Dopo queste dieci immagini c’è un’altra storia. Quella di una squadra che si allena e che suda ogni giorno, che cresce, che migliora, che si diverte, che gioca in alcuni momenti una pallavolo meravigliosa. C’è una squadra di ragazzi che giocano l’uno per l’altro. C’è una squadra che trova la sua identità e ne diventa sempre più gelosa ed orgogliosa. Ci sono 9 vittorie consecutive, ci sono partite di livello tecnico e agonistico da stropicciarsi gli occhi. C’è un pubblico che passa da 380 dell’inizio ai 3800 di domenica scorsa. Ci sono i piccoli gesti quotidiani, il piacere di andare in palestra e gli occhi iniettati di sangue il giorno della partita, le urla di gioia, gli abbracci di Exiga che salta addosso ai suoi compagni.
Dopo le dieci immagini e la storia c’è un’altra immagine. E’ di nuovo bianca. Però stavolta è bianca perché bisogna ancora scriverci sopra.
Il finale è ancora misterioso, come in tutte le storie affascinanti.
Ma sui titoli di coda, quando scorreranno ci saranno i nomi di un gruppo di persone straordinarie che mi porterò dentro fintanto che sarò capace di ricordare.
14 uomini. Non giocatori di pallavolo. Uomini. Che di fronte a difficoltà che avrebbero spaccato la schiena a chiunque hanno avuto la capacità di andare in un’unica direzione: avanti.
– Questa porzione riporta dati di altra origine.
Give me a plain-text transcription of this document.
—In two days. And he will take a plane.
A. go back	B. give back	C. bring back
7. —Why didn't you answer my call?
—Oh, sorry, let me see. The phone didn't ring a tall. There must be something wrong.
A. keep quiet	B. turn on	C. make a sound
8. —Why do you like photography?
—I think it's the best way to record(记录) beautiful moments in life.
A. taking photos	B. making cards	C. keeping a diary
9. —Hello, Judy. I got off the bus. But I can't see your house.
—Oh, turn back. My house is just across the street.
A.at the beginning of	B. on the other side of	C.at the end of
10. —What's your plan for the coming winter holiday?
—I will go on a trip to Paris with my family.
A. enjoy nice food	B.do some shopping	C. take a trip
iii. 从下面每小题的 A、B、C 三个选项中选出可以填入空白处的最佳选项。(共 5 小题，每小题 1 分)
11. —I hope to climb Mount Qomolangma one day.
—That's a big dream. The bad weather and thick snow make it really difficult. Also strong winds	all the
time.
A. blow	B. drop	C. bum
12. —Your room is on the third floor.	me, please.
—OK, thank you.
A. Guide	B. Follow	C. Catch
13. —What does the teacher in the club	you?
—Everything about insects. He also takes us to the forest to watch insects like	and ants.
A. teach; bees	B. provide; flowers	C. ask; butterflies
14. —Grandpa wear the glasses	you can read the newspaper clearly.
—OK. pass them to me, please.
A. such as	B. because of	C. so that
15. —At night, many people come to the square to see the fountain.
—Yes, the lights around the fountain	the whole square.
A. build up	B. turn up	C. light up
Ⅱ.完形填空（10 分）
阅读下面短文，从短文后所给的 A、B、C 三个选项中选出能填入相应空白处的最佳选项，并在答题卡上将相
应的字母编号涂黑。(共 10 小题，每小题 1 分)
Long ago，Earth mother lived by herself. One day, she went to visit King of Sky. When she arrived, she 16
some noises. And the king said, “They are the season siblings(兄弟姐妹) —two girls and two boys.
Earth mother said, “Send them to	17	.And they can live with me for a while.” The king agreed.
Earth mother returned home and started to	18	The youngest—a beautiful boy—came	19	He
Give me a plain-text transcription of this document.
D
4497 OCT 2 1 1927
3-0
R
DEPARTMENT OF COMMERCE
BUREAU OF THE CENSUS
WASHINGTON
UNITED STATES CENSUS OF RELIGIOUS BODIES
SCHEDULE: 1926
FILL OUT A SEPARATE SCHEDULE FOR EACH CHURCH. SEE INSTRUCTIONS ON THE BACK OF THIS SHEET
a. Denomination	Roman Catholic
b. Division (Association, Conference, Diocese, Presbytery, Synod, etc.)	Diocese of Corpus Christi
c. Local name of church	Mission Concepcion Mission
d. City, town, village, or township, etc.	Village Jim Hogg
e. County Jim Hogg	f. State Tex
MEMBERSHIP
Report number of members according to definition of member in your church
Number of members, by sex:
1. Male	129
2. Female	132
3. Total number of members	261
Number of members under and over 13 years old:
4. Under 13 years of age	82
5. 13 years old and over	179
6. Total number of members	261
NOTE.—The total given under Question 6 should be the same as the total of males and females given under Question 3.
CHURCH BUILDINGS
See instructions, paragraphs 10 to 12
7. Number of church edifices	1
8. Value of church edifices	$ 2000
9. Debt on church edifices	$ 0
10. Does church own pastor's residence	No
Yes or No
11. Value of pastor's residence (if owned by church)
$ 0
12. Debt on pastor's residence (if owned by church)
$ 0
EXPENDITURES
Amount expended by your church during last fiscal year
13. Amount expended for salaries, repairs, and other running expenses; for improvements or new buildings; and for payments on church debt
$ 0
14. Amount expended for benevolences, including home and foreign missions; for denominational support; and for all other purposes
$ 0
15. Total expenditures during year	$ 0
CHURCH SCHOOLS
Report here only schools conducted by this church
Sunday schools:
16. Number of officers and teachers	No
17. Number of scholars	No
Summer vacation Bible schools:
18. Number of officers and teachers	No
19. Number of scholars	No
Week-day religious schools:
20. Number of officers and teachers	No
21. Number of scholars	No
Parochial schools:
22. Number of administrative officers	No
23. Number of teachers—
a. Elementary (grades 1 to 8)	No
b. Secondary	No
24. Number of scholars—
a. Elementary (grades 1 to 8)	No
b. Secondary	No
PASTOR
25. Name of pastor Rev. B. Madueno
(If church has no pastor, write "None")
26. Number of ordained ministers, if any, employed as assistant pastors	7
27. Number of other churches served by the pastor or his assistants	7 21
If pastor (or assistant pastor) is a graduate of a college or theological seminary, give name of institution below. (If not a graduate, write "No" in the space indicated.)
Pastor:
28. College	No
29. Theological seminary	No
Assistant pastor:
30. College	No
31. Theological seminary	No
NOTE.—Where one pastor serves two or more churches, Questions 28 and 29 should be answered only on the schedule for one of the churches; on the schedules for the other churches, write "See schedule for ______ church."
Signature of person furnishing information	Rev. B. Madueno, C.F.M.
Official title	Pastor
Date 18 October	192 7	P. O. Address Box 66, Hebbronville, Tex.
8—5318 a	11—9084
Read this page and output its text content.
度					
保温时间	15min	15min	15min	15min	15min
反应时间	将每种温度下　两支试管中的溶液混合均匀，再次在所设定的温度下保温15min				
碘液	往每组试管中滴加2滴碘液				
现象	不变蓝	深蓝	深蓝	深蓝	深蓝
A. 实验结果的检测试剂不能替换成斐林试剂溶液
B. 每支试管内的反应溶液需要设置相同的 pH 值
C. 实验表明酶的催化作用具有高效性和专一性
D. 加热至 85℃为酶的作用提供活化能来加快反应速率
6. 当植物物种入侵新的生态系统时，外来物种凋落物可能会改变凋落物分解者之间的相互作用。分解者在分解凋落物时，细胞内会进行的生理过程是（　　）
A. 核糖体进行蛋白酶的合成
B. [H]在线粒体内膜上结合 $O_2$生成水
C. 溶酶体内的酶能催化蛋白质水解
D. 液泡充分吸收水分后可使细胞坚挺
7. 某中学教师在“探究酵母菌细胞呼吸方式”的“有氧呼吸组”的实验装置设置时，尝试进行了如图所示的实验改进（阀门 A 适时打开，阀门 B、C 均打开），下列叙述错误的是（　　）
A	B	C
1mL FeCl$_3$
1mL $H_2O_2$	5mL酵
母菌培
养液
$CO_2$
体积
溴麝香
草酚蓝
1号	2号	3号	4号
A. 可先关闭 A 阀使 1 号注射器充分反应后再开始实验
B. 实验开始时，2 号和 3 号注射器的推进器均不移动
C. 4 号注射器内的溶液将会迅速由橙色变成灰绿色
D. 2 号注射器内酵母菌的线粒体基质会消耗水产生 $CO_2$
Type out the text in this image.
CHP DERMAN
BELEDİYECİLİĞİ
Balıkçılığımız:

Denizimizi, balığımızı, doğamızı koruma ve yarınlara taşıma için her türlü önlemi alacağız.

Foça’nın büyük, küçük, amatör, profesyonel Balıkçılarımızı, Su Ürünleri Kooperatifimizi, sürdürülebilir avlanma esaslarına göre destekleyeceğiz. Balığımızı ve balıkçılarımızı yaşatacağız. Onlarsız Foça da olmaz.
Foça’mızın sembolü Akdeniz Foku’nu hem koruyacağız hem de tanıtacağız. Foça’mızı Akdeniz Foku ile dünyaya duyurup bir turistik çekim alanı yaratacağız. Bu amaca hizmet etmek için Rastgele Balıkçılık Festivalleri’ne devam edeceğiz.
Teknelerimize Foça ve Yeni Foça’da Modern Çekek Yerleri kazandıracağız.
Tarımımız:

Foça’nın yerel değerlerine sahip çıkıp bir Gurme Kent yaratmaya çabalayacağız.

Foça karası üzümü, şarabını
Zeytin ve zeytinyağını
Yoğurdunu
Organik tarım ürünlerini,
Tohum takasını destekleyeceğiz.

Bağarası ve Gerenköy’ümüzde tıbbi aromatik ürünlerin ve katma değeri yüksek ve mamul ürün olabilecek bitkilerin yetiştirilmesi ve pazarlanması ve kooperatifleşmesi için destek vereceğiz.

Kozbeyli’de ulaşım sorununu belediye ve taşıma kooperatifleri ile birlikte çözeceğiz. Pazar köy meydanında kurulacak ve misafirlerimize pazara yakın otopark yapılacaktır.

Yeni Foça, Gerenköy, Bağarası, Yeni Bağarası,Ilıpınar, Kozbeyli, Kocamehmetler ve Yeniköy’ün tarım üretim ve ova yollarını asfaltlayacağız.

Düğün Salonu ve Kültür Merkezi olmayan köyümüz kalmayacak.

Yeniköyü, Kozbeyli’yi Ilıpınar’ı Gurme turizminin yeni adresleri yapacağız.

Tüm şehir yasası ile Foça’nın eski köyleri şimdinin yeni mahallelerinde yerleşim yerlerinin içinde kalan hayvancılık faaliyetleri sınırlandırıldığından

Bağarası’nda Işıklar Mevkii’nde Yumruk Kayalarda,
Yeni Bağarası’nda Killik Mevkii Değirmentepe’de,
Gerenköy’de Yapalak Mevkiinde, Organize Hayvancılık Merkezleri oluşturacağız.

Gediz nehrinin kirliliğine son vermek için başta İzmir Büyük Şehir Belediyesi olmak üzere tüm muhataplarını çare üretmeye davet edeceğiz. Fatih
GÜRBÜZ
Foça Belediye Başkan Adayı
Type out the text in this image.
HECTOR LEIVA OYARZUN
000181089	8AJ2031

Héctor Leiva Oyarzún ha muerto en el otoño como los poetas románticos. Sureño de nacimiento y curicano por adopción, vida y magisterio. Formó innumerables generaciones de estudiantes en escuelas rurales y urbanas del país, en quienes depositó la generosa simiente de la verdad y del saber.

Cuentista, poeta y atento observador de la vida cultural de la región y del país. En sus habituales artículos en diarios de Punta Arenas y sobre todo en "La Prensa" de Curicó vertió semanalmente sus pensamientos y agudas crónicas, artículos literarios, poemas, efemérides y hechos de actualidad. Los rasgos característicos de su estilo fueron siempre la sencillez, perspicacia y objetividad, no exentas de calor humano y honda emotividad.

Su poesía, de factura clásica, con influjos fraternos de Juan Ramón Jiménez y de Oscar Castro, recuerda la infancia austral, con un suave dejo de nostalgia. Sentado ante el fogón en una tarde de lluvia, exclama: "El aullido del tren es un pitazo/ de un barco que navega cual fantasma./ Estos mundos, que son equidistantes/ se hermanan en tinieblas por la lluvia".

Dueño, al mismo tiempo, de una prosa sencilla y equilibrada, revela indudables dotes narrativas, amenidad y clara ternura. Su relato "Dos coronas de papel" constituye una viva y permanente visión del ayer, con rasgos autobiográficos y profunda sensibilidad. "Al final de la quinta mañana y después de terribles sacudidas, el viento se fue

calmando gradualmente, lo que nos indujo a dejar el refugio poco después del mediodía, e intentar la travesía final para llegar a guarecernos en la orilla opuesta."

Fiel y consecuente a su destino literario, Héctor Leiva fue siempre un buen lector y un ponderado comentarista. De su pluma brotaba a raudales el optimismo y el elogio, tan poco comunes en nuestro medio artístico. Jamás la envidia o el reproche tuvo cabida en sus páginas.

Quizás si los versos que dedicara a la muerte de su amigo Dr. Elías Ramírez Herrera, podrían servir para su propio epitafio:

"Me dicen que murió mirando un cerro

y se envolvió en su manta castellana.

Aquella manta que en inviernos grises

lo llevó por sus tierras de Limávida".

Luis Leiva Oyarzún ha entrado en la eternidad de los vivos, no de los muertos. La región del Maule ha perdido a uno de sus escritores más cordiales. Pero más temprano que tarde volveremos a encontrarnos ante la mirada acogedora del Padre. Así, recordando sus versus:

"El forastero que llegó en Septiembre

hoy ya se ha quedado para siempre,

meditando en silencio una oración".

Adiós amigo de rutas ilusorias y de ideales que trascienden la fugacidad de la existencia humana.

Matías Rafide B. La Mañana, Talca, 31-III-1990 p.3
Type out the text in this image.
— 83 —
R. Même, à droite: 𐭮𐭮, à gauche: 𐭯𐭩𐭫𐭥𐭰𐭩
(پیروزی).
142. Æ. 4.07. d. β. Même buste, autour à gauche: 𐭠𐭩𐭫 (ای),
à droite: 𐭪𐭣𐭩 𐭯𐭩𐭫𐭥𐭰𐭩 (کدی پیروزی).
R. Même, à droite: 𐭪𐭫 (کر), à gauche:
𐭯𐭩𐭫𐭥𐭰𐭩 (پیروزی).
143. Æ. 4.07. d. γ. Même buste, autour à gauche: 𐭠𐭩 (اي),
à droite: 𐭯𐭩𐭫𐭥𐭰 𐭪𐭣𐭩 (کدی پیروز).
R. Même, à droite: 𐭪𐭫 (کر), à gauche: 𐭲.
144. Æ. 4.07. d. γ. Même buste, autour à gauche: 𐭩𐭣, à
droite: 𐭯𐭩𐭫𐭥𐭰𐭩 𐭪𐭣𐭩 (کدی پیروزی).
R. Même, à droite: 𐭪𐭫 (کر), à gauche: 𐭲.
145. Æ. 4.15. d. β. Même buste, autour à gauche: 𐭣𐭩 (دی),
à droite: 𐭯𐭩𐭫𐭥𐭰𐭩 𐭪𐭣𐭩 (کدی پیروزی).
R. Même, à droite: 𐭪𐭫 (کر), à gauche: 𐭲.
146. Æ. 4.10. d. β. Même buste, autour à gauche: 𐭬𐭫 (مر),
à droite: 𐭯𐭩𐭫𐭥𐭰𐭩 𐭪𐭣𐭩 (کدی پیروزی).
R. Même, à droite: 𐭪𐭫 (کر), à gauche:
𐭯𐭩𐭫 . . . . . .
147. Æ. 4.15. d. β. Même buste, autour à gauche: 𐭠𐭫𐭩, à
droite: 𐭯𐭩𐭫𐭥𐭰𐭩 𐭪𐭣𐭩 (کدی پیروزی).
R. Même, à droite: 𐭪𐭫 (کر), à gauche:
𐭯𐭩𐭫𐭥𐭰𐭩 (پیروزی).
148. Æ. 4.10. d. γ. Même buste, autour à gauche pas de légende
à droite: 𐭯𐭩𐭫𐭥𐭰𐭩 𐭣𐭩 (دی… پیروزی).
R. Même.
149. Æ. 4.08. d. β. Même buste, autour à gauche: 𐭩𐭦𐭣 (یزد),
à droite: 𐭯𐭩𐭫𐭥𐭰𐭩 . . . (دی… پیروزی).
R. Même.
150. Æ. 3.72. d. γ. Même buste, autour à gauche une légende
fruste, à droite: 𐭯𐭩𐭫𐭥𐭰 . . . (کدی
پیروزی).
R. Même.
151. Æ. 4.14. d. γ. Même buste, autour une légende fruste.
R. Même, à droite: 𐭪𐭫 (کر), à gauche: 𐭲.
Il mio staff, che è capace di farmi essere quello che posso essere. Persone straordinarie, senza le quali nulla di quello che è successo e succederà sarebbe potuto succedere.
Giulia. La nostra Presidente. Che nonostante tutto siamo riusciti a far sorridere e sognare. Questo resterà il nostro successo più bello.
Alla fine una cosa sarà certa: ci chiamavano Monzichiari, oggi siamo l’Acqua Paradiso Monza. Nel nome di Marcello.